I could hardly put one foot in front of the other.”

“It’s your own fault for having bars on your windows. Why do you, as a matter of interest?”

“They were there when I bought it. The chap before me had a wife who sleep walked I’ve been glad of them these last few weeks.”

She reverted to her former question.

“But it doesn’t explain why, you know. I mean if the idea of the Inspector’s visit was to get you to jack it in quickly, then they should have clobbered you the day you’reopened, not four days later.

And if they were happy to wait until the court case, then why clobber you at all?”

“I know,” he admitted.

“It made me very suspicious of you. I kept thinking you must be connected with it somehow but I had you checked and you seemed genuine enough.”

“Thanks,” she said duly.

“You’d have done the same.” A frown carved a deep furrow between his brows.

“You must admit it’s damned odd the way everything blew up around the time you appeared.”

In all fairness, Roz could see it was.

“But you got stitched up,” she pointed out, ‘before you or I had ever heard of each other. It must be coincidence.” She topped up his glass.

“And, anyway, the only common factor between you and me five weeks ago was Olive and you’re not suggesting she’s behind it.

She’s hardly confident enough to run a bath on her own, let alone mastermind a conspiracy to defraud you of the Poacher.”

He shrugged impatiently.

“I know. I’ve been over it a thousand times. None of it makes sense.

The only thing I’m sure of is that it’s about the neatest operation I’ve ever come across. I’ve had the ground cut from under me. I’m the fall guy and I can’t even begin to get a fix on who’s done it.” He scratched his stubble with weary resignation.

“So, Miss Leigh, how do you feel now about a failed restauranteur with convictions for health violation, GBH, arson, and resisting arrest?

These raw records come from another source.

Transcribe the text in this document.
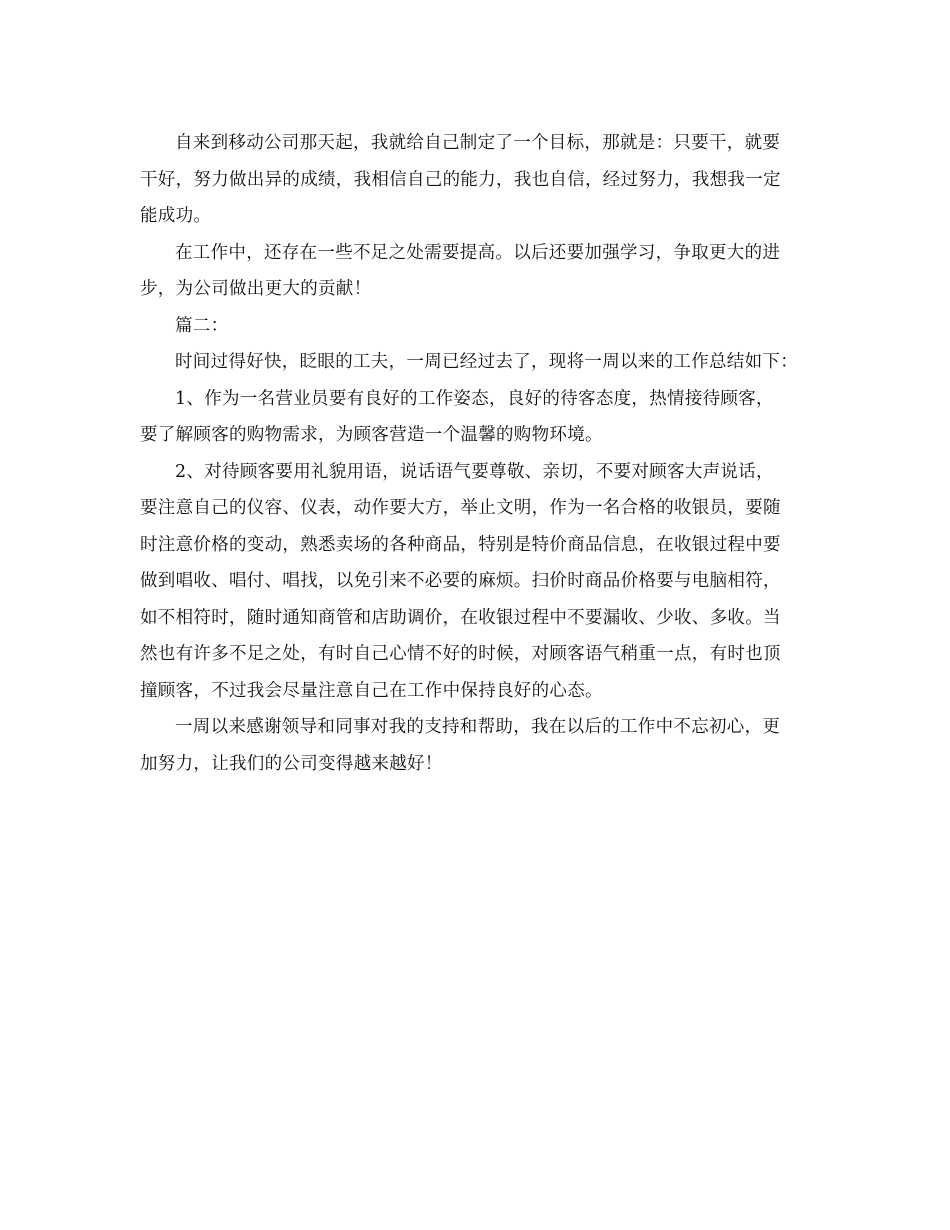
自来到移动公司那天起，我就给自己制定了一个目标，那就是：只要干，就要
干好，努力做出异的成绩，我相信自己的能力，我也自信，经过努力，我想我一定
能成功。
在工作中，还存在一些不足之处需要提高。以后还要加强学习，争取更大的进
步，为公司做出更大的贡献！
篇二：
时间过得好快，眨眼的工夫，一周已经过去了，现将一周以来的工作总结如下：
1、作为一名营业员要有良好的工作姿态，良好的待客态度，热情接待顾客，
要了解顾客的购物需求，为顾客营造一个温馨的购物环境。
2、对待顾客要用礼貌用语，说话语气要尊敬、亲切，不要对顾客大声说话，
要注意自己的仪容、仪表，动作要大方，举止文明，作为一名合格的收银员，要随
时注意价格的变动，熟悉卖场的各种商品，特别是特价商品信息，在收银过程中要
做到唱收、唱付、唱找，以免引来不必要的麻烦。扫价时商品价格要与电脑相符，
如不相符时，随时通知商管和店助调价，在收银过程中不要漏收、少收、多收。当
然也有许多不足之处，有时自己心情不好的时候，对顾客语气稍重一点，有时也顶
撞顾客，不过我会尽量注意自己在工作中保持良好的心态。
一周以来感谢领导和同事对我的支持和帮助，我在以后的工作中不忘初心，更
加努力，让我们的公司变得越来越好！
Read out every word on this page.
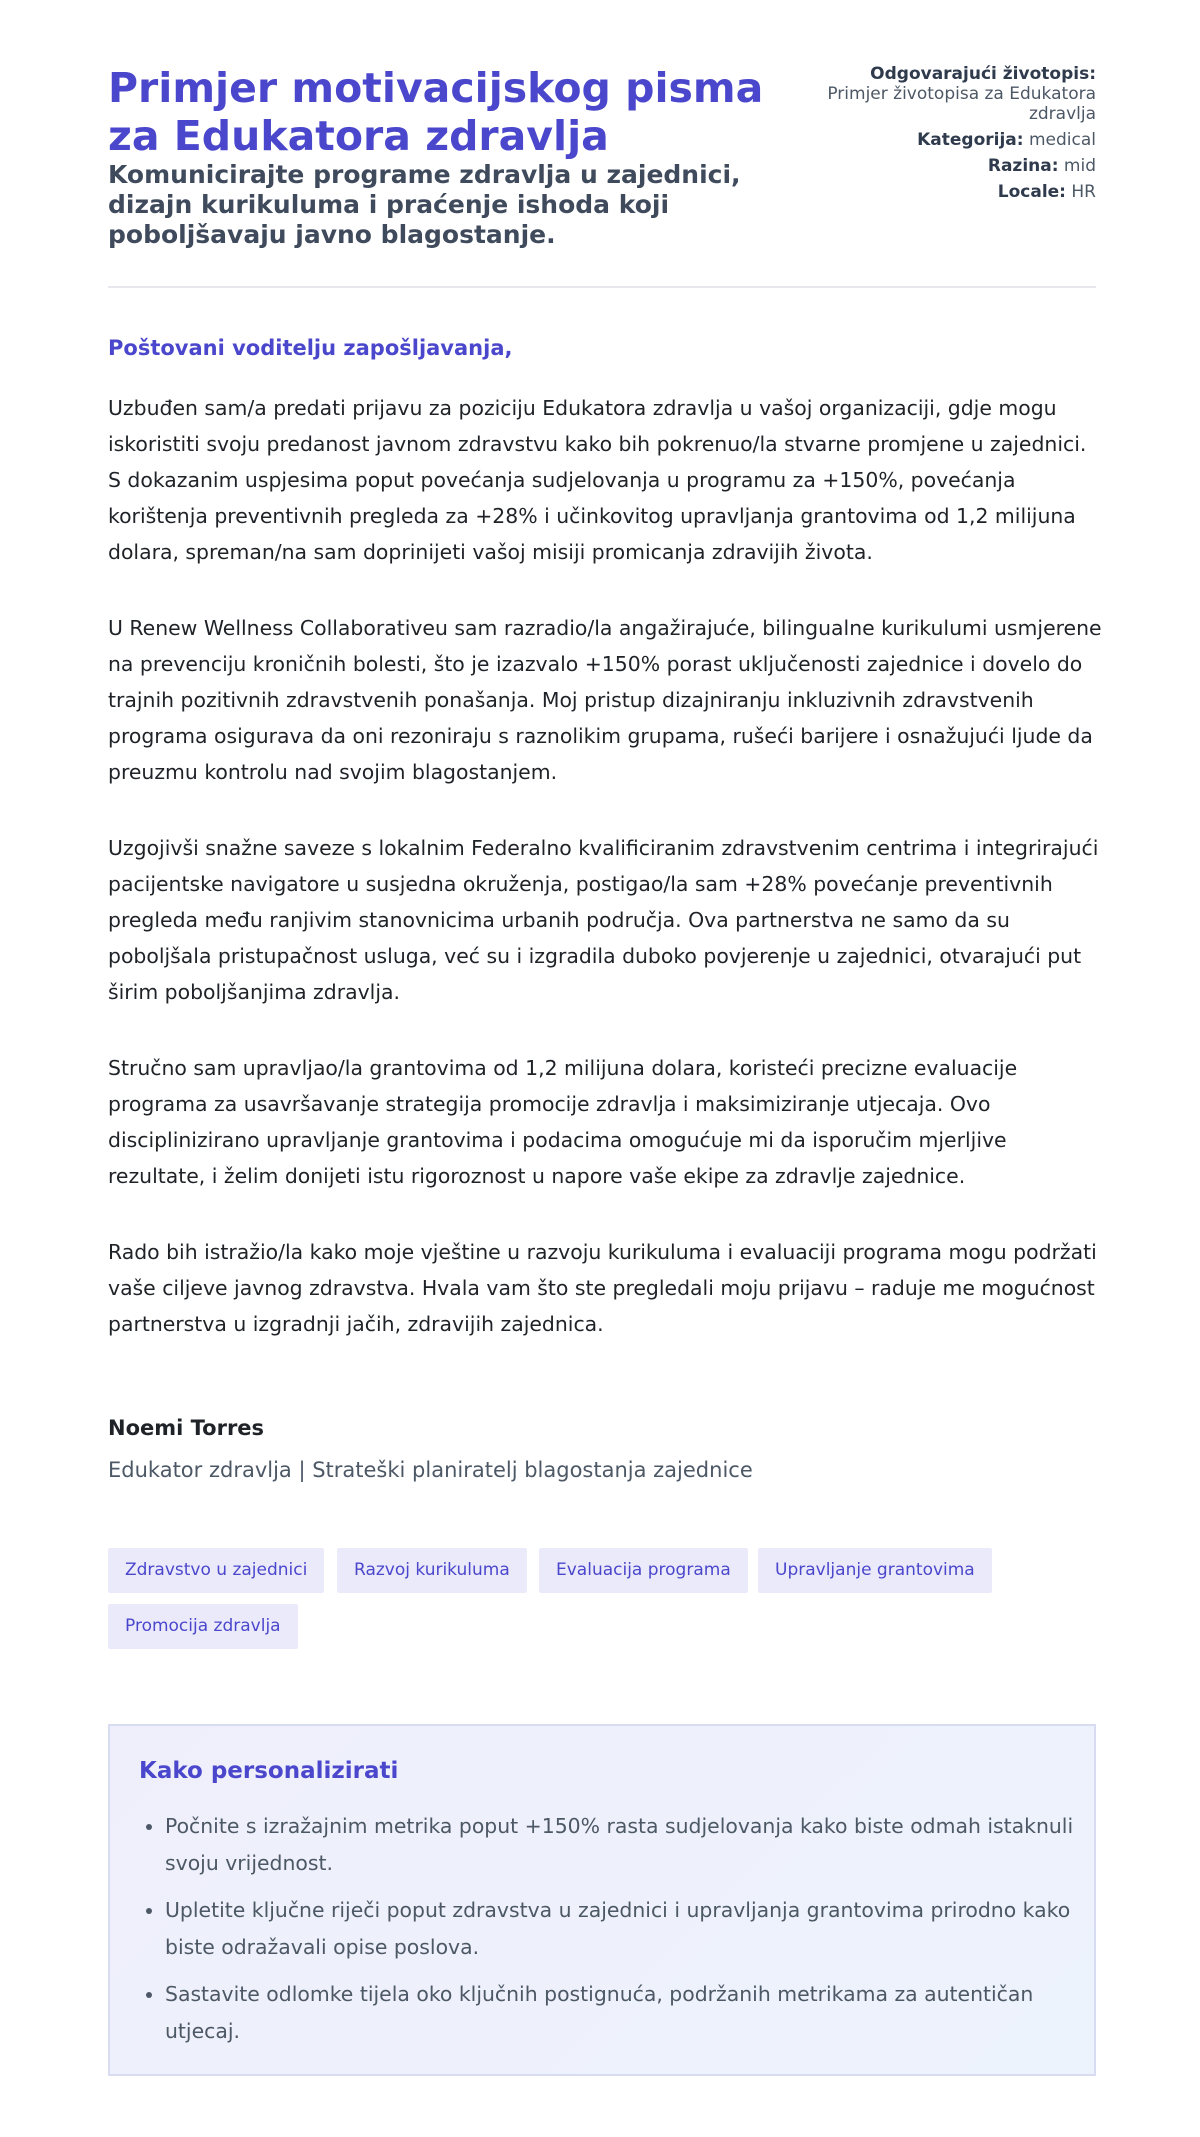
Primjer motivacijskog pisma za Edukatora zdravlja
Komunicirajte programe zdravlja u zajednici, dizajn kurikuluma i praćenje ishoda koji poboljšavaju javno blagostanje.
Odgovarajući životopis:
Primjer životopisa za Edukatora zdravlja
Kategorija: medical
Razina: mid
Locale: HR

Poštovani voditelju zapošljavanja,

Uzbuđen sam/a predati prijavu za poziciju Edukatora zdravlja u vašoj organizaciji, gdje mogu iskoristiti svoju predanost javnom zdravstvu kako bih pokrenuo/la stvarne promjene u zajednici. S dokazanim uspjesima poput povećanja sudjelovanja u programu za +150%, povećanja korištenja preventivnih pregleda za +28% i učinkovitog upravljanja grantovima od 1,2 milijuna dolara, spreman/na sam doprinijeti vašoj misiji promicanja zdravijih života.

U Renew Wellness Collaborativeu sam razradio/la angažirajuće, bilingualne kurikulumi usmjerene na prevenciju kroničnih bolesti, što je izazvalo +150% porast uključenosti zajednice i dovelo do trajnih pozitivnih zdravstvenih ponašanja. Moj pristup dizajniranju inkluzivnih zdravstvenih programa osigurava da oni rezoniraju s raznolikim grupama, rušeći barijere i osnažujući ljude da preuzmu kontrolu nad svojim blagostanjem.

Uzgojivši snažne saveze s lokalnim Federalno kvalificiranim zdravstvenim centrima i integrirajući pacijentske navigatore u susjedna okruženja, postigao/la sam +28% povećanje preventivnih pregleda među ranjivim stanovnicima urbanih područja. Ova partnerstva ne samo da su poboljšala pristupačnost usluga, već su i izgradila duboko povjerenje u zajednici, otvarajući put širim poboljšanjima zdravlja.

Stručno sam upravljao/la grantovima od 1,2 milijuna dolara, koristeći precizne evaluacije programa za usavršavanje strategija promocije zdravlja i maksimiziranje utjecaja. Ovo disciplinizirano upravljanje grantovima i podacima omogućuje mi da isporučim mjerljive rezultate, i želim donijeti istu rigoroznost u napore vaše ekipe za zdravlje zajednice.

Rado bih istražio/la kako moje vještine u razvoju kurikuluma i evaluaciji programa mogu podržati vaše ciljeve javnog zdravstva. Hvala vam što ste pregledali moju prijavu – raduje me mogućnost partnerstva u izgradnji jačih, zdravijih zajednica.

Noemi Torres

Edukator zdravlja | Strateški planiratelj blagostanja zajednice

Zdravstvo u zajednici	Razvoj kurikuluma	Evaluacija programa	Upravljanje grantovima
Promocija zdravlja
Kako personalizirati
• Počnite s izražajnim metrika poput +150% rasta sudjelovanja kako biste odmah istaknuli svoju vrijednost.
• Upletite ključne riječi poput zdravstva u zajednici i upravljanja grantovima prirodno kako biste odražavali opise poslova.
• Sastavite odlomke tijela oko ključnih postignuća, podržanih metrikama za autentičan utjecaj.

Because, barring miracles, that’s what I’ll be in three weeks.”

Her eyes gleamed above her wine glass.

“Horny.”

He gave an involuntary chuckle. It was the same gleam in the pictured eyes of Alice.

“You look just like your daughter.” He stirred the photographs again.

“You should have them all around the room to remind yourself of how beautiful she was.

I would if she’d been mine.” He heard Roz’s indrawn breath and glanced at her.

“Sorry. That was insensitive.”

“Don’t be an oaf,” she said.

“I’ve just remembered where I’ve seen that man before. I knew I knew him. It’s one of Mr. Hayes’s sons. You know, the old man who lived next door to the Martins.

He had photographs of the family on his sideboard.” She clapped her hands.